A criança, com o seu urso de pelúcia pendendo pela mão, cabelo loiro, muito fino, assim pela ombrada, nariz pequenino e pontiagudo e olhos atentos, como duas gemas, azuis azuis, espantados cheios de tudo sem perceber nada, tomou a vontade do pai pela mão e sentou-se-lhe no colo. Esta imagem derramou esperança, a tal dos tolos, por mim abaixo, afogou-me na graça vulgar da sua pequenez santa, senti os pensamentos a morte apodrecer de impotentes, inúteis e inconsequentes, senti toda a metafísica estilhaçar no chão do seu ridículo achar-se ser. Chorei. Não consigo explicar como ou porquê sem redundâncias ou foleirices, mas não deu para não acontecer. Talvez fosse um feliz esquisito. Mas ao mesmo tempo que havia sentido esta leveza que se condensou em pranto, sentia o esmagar de tanta beleza. Num pai que recolhe a filha no seio. Num puto desengonçado, russo de pêlos, olhos esbugalhado, também atentos também espantados, que corria de lá para cá.
Dos olhos da criança, muito abertos, como se vissem todo o esplendor luminoso de tudo o que é, plenitude. Mas não o sabe dizer, escorrer para o papel ou para, simples, palavras. Não a compreendem, sequer. São felizes. Ao máximo. Mas não o sabem. Creio não haver felicidade maior ou mais nobre que esta, inocente, que não se sabe e, por efeito, não se pode negligenciar, que não é passível de ser contrafeita.
Dos olhos das pessoas não consigo ver compaixão. Vejo escárnio. Desdém pela lágrima, como se a sensibilidade fosse sarna. Toda uma rijeza de ser e achar, como uma brisa siberiana que sopra do olhar nos olhos. Parece que fazê-lo lhes dói.
Uma rapariga que me viu de caderno e caneta na mão olhou-me nos olhos, sorriu, e bocejou um fonema indizível e inteligível, mas, enfim, sorri-lhe talqualmente, entre o espanto, a confusão e o lisonjeio. Há que ser uns para os outros. Dar a outra face é difícil e eu não sou capaz. A menos que a outra face seja ou esteja sisuda, então requeiram-me da outra.

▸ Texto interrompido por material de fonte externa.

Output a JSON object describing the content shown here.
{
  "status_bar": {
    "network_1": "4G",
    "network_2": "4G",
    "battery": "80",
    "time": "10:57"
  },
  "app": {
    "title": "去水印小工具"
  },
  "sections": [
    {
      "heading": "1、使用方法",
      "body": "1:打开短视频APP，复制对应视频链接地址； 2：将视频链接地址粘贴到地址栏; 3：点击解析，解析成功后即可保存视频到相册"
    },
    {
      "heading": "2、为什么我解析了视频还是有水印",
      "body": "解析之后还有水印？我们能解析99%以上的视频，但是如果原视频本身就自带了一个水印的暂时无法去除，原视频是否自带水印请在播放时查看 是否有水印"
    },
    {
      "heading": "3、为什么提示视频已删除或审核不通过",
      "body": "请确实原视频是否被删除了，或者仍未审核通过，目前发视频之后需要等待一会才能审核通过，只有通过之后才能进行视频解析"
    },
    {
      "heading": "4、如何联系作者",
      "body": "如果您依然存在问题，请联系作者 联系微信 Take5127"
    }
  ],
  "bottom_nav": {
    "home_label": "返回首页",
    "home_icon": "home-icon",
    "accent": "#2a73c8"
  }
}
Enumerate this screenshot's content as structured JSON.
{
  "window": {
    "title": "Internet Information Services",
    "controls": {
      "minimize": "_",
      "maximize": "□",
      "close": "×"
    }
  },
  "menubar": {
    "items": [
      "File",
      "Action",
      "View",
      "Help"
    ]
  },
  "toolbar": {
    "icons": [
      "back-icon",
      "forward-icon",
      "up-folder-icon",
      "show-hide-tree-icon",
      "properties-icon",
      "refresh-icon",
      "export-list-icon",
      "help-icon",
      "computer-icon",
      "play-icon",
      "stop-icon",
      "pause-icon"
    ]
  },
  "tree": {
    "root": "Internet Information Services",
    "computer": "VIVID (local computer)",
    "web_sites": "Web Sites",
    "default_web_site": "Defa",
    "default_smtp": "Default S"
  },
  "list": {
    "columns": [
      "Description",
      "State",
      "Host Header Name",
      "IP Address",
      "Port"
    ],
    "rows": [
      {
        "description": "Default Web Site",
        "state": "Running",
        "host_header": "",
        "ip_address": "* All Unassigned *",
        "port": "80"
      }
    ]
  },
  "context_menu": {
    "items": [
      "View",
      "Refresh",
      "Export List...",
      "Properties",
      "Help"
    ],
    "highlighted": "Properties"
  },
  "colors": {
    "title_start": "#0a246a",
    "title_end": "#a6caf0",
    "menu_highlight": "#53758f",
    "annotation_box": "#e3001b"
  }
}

Um sorriso não maça por demais, não encanzina, não nada, mal ao mundo não virá.
Sorri ou faz por isso, que para infeliz bastas tu.

 

23:00

O fim, enfim, destes sete dias aparece pluvioso. No alto, do alto, as nuvens que se embrulham gordas, pletórica, inchadas, roliças, larga a levada de chuva que desencarde o mundo e deixa a lama onde as púrrias se lavam que nem jubilantes bacorinhos. Fica a mácula para quem a serve ao altar do nojo. A chuva, como o choro, é a lixívia da alma. Já que vamos embalados nisto do espiritual, a tempestade que se pôs tem achegas de mão divina. E a saudade de casa, e a mágoa que se põe em nós como uma carraça que é o enfim ter de voltar. Voltar para quê? Voltar ao normal, que de anormal tem que baste. Tentar mudar? Mas eu sou tão fraco. Finjo-me tanto e no fim sou tão pouco. Não posso confiar nem em mim nem no nevoeiro que me enche a cabeça. É como se tivesse uma maré vazante na consciência. Uma gana constante de dar um tiro nos cornos. Confio em desenhar-te caminhos na distância que vai entre a tua boca e o teu umbigo. Confio em ficar preso entre as grades do teu cabelo molhado. Não vás. Que me resta, se fores? Sou novo demais para novenas e rosários e a língua já se esqueceu dos padre-nossos e dos ave-marias que me obrigaram a escrever às dúzias e a decorar de boca pronta, como se fosse a burocracia de entrar no céu. Vou ficar sozinho. Farei ainda menos sentido e serei ainda mais teimoso. Com certeza olharei mais o chão. É a desordem que me mete medo. Alguém que mande rezar uma missa por mim.
Se deus houvesse não precisaria de se mostrar. Se deus há só o é porque há homens que dizem que o vêem. E gente, há por aí?
E todos os fotões que resvalam em mim e se afundam nos olhos dos outros? E a força condensada de todas as vezes em que me vim? E as memórias? E as palavras? Não valem nada? Não valem algo. Mas não valem nada. A fogueira que ardeu deixou brasedo. O fogo que me arde no pavio não há-de morrer sem deitar fumaça. E bastará alguém suspirar o meu nome já depois de estar há muito morto e ter estado vivo terá valido o incómodo.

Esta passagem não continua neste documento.